The Bitcoin price has taken a battering over the past year. But at the same time, its volatility is at a historic low. Will BTC critics finally admit it’s a currency yet?
Crypto markets are making a rebound in January, but there’s no certainty as to whether the bottom is in. Nearly all the major cryptocurrencies are up by double digits on the seven-day chart.
The Bitcoin price has soared over 20% to breach the $20,000 level.
Crypto Markets Explode to Start 2023: BTC Surges 23%
Crypto markets seem to be reacting favorably to the latest CPI report. The official U.S. inflation measure saw prices edge down in December, calming global recession fears.
But the explosion of crypto prices has a long way to go before anyone can speak of a steady Bitcoin price recovery.
Still, one interesting aspect of this crypto winter is the freeze on Bitcoin price volatility.
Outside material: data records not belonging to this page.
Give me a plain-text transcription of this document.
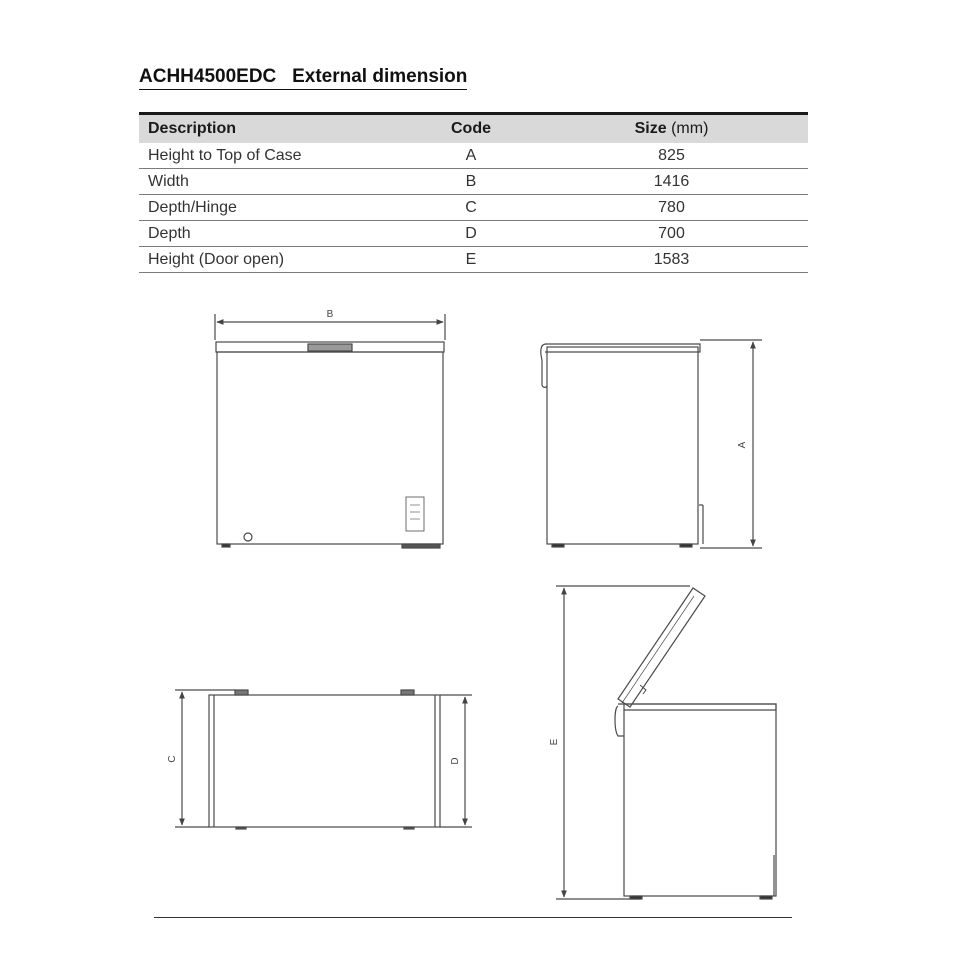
ACHH4500EDC   External dimension
Description	Code	Size (mm)
Height to Top of Case	A	825
Width	B	1416
Depth/Hinge	C	780
Depth	D	700
Height (Door open)	E	1583
B
A
C	D
E
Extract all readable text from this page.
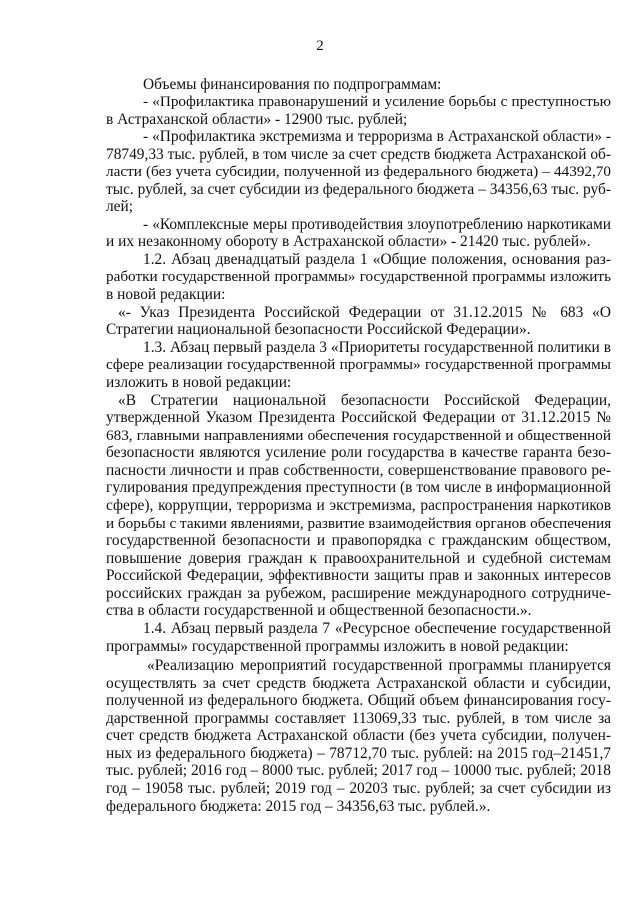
2
Объемы финансирования по подпрограммам:
- «Профилактика правонарушений и усиление борьбы с преступностью
в Астраханской области» - 12900 тыс. рублей;
- «Профилактика экстремизма и терроризма в Астраханской области» -
78749,33 тыс. рублей, в том числе за счет средств бюджета Астраханской об-
ласти (без учета субсидии, полученной из федерального бюджета) – 44392,70
тыс. рублей, за счет субсидии из федерального бюджета – 34356,63 тыс. руб-
лей;
- «Комплексные меры противодействия злоупотреблению наркотиками
и их незаконному обороту в Астраханской области» - 21420 тыс. рублей».
1.2. Абзац двенадцатый раздела 1 «Общие положения, основания раз-
работки государственной программы» государственной программы изложить
в новой редакции:
«- Указ Президента Российской Федерации от 31.12.2015 № 683 «О
Стратегии национальной безопасности Российской Федерации».
1.3. Абзац первый раздела 3 «Приоритеты государственной политики в
сфере реализации государственной программы» государственной программы
изложить в новой редакции:
«В Стратегии национальной безопасности Российской Федерации,
утвержденной Указом Президента Российской Федерации от 31.12.2015 №
683, главными направлениями обеспечения государственной и общественной
безопасности являются усиление роли государства в качестве гаранта безо-
пасности личности и прав собственности, совершенствование правового ре-
гулирования предупреждения преступности (в том числе в информационной
сфере), коррупции, терроризма и экстремизма, распространения наркотиков
и борьбы с такими явлениями, развитие взаимодействия органов обеспечения
государственной безопасности и правопорядка с гражданским обществом,
повышение доверия граждан к правоохранительной и судебной системам
Российской Федерации, эффективности защиты прав и законных интересов
российских граждан за рубежом, расширение международного сотрудниче-
ства в области государственной и общественной безопасности.».
1.4. Абзац первый раздела 7 «Ресурсное обеспечение государственной
программы» государственной программы изложить в новой редакции:
«Реализацию мероприятий государственной программы планируется
осуществлять за счет средств бюджета Астраханской области и субсидии,
полученной из федерального бюджета. Общий объем финансирования госу-
дарственной программы составляет 113069,33 тыс. рублей, в том числе за
счет средств бюджета Астраханской области (без учета субсидии, получен-
ных из федерального бюджета) – 78712,70 тыс. рублей: на 2015 год–21451,7
тыс. рублей; 2016 год – 8000 тыс. рублей; 2017 год – 10000 тыс. рублей; 2018
год – 19058 тыс. рублей; 2019 год – 20203 тыс. рублей; за счет субсидии из
федерального бюджета: 2015 год – 34356,63 тыс. рублей.».
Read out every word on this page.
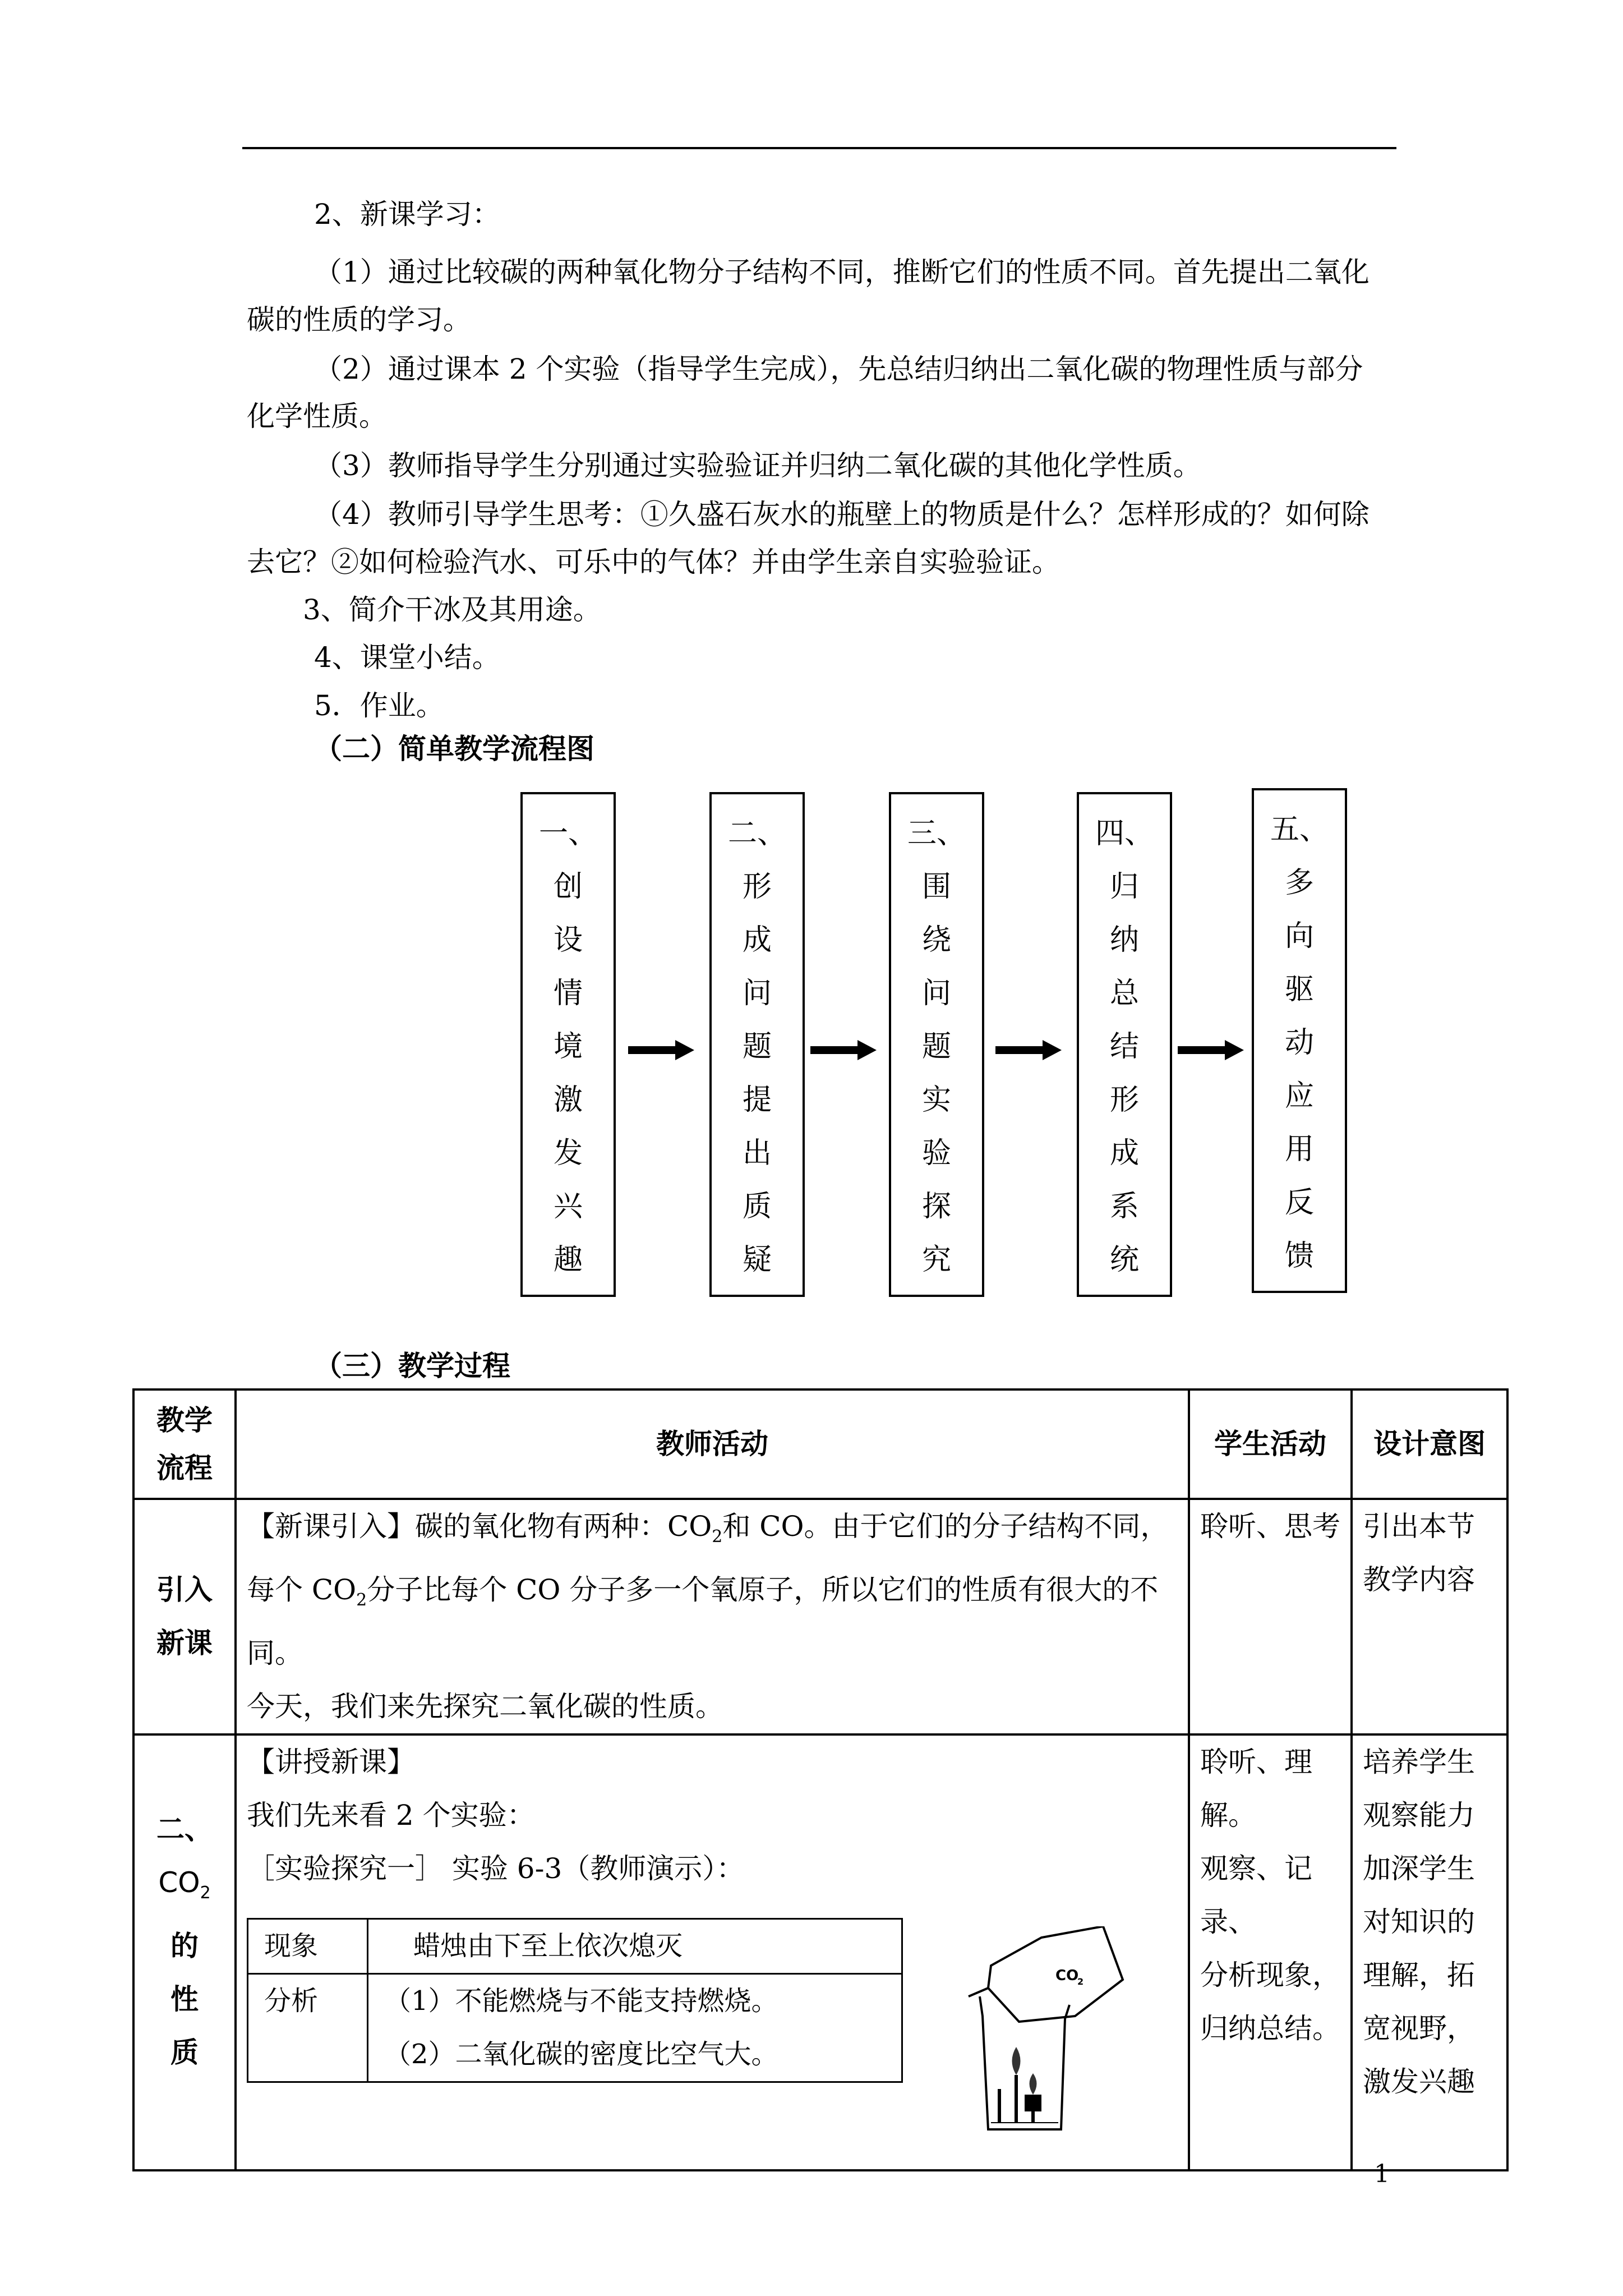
2、新课学习：
（1）通过比较碳的两种氧化物分子结构不同，推断它们的性质不同。首先提出二氧化
碳的性质的学习。
（2）通过课本 2 个实验（指导学生完成），先总结归纳出二氧化碳的物理性质与部分
化学性质。
（3）教师指导学生分别通过实验验证并归纳二氧化碳的其他化学性质。
（4）教师引导学生思考：①久盛石灰水的瓶壁上的物质是什么？怎样形成的？如何除
去它？②如何检验汽水、可乐中的气体？并由学生亲自实验验证。
3、简介干冰及其用途。
4、课堂小结。
5．作业。
（二）简单教学流程图
一、
创
设
情
境
激
发
兴
趣
二、
形
成
问
题
提
出
质
疑
三、
围
绕
问
题
实
验
探
究
四、
归
纳
总
结
形
成
系
统
五、
多
向
驱
动
应
用
反
馈
（三）教学过程
教学
流程	教师活动	学生活动	设计意图
引入
新课	
【新课引入】碳的氧化物有两种：$CO_2$和 CO。由于它们的分子结构不同，
每个 $CO_2$分子比每个 CO 分子多一个氧原子，所以它们的性质有很大的不同。
今天，我们来先探究二氧化碳的性质。
	聆听、思考	引出本节
教学内容

二、
$CO_2$
的
性
质

【讲授新课】
我们先来看 2 个实验：
［实验探究一］ 实验 6-3（教师演示）：
现象	蜡烛由下至上依次熄灭
分析	（1）不能燃烧与不能支持燃烧。
（2）二氧化碳的密度比空气大。
CO
2
	聆听、理解。
观察、记录、
分析现象，
归纳总结。	培养学生
观察能力
加深学生
对知识的
理解，拓
宽视野，
激发兴趣
1
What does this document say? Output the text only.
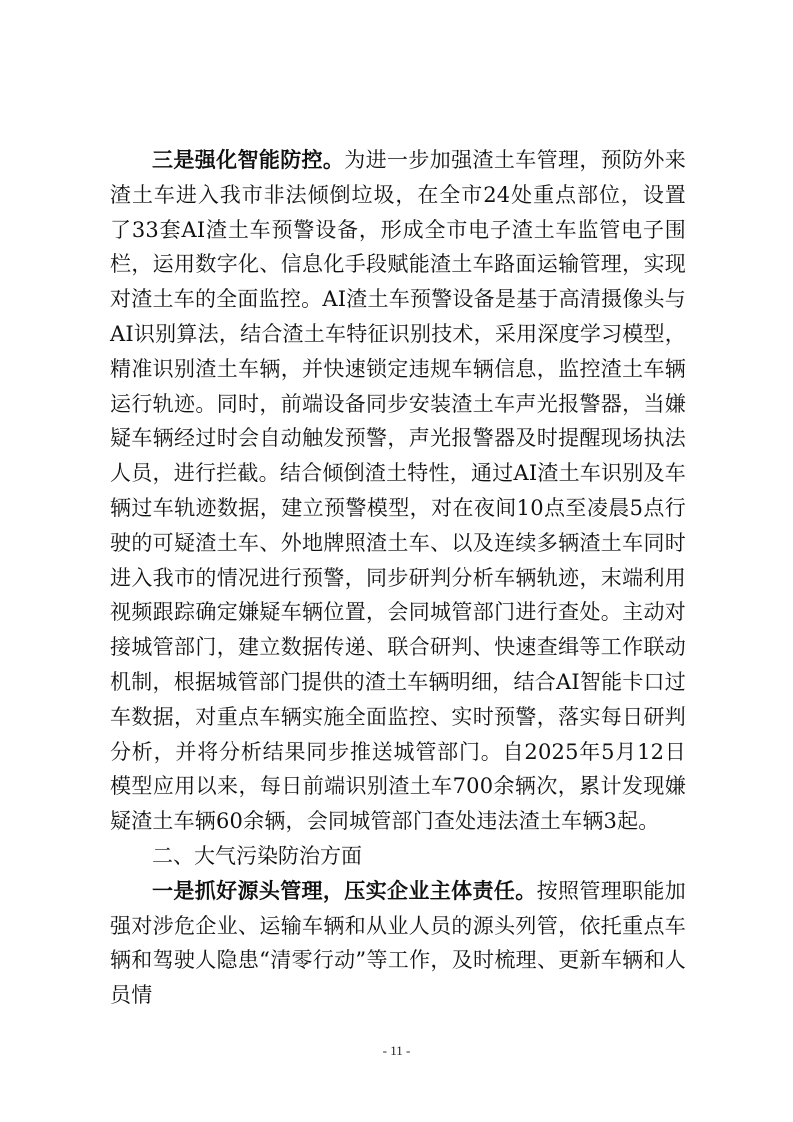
三是强化智能防控。为进一步加强渣土车管理，预防外来渣土车进入我市非法倾倒垃圾，在全市24处重点部位，设置了33套AI渣土车预警设备，形成全市电子渣土车监管电子围栏，运用数字化、信息化手段赋能渣土车路面运输管理，实现对渣土车的全面监控。AI渣土车预警设备是基于高清摄像头与AI识别算法，结合渣土车特征识别技术，采用深度学习模型，精准识别渣土车辆，并快速锁定违规车辆信息，监控渣土车辆运行轨迹。同时，前端设备同步安装渣土车声光报警器，当嫌疑车辆经过时会自动触发预警，声光报警器及时提醒现场执法人员，进行拦截。结合倾倒渣土特性，通过AI渣土车识别及车辆过车轨迹数据，建立预警模型，对在夜间10点至凌晨5点行驶的可疑渣土车、外地牌照渣土车、以及连续多辆渣土车同时进入我市的情况进行预警，同步研判分析车辆轨迹，末端利用视频跟踪确定嫌疑车辆位置，会同城管部门进行查处。主动对接城管部门，建立数据传递、联合研判、快速查缉等工作联动机制，根据城管部门提供的渣土车辆明细，结合AI智能卡口过车数据，对重点车辆实施全面监控、实时预警，落实每日研判分析，并将分析结果同步推送城管部门。自2025年5月12日模型应用以来，每日前端识别渣土车700余辆次，累计发现嫌疑渣土车辆60余辆，会同城管部门查处违法渣土车辆3起。

二、大气污染防治方面

一是抓好源头管理，压实企业主体责任。按照管理职能加强对涉危企业、运输车辆和从业人员的源头列管，依托重点车辆和驾驶人隐患“清零行动”等工作，及时梳理、更新车辆和人员情

- 11 -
Even with a blowout crypto price rally, 24-hour Bitcoin price volatility has hardly notched upward.
While a recent report appearing in Yahoo Finance speaks of Bitcoin’s “volatility smile,” the reader should be advised: The volatility smile article refers to crypto derivatives, Bitcoin put and call futures options.
Bitcoin price volatility itself has no wry smile on the charts going into this mid-January weekend. The price remains very stable with a smooth arc as the original gangster crypto trades upward.
Bitcoin Volatility is at a Long-Running Historic Low
Over the long term, Bitcoin volatility has remained very stable at a historic downtrend for over a year. Some pros of volatility are that it often goes with an extended bull run, skilled crypto traders can make profits from it, and that incentivizes liquidity and attracts more capital to crypto.
So volatility is not all bad. However, on the con side, Bitcoin’s critics say it’s not a currency because of its volatility. They argue that it can’t be used as a medium of exchange if it’s worth substantially more or less in the afternoon than it is in the morning.
Well, that’s starting to change, it would seem. Bitcoin price is stabilizing even as it spends some months seeking where to consolidate.
So since the volatility is steadily declining, does that make BTC a currency yet? All the anti-Bitcoin people at Davos or on CNBC keep saying it’s not a currency because it’s too volatile. Who would buy coffee with it?
Now it’s achieving greater daily price stability at a greater scale than ever before. Will any of the naysayers admit that it might shape up to be your household’s daily driver someday? What if it does one of these years before 2030? Will they admit it then (maybe even use it to grab their morning joe)?
This is an opportune time for the question: Is Bitcoin a currency yet?
Because when Bitcoin is in a bull market, its critics say it is too volatile to be a currency. When it is in a bear market, they say it is no inflation hedge. Which one is it to spare the logicians from crypto critics still having their cake and eating it too?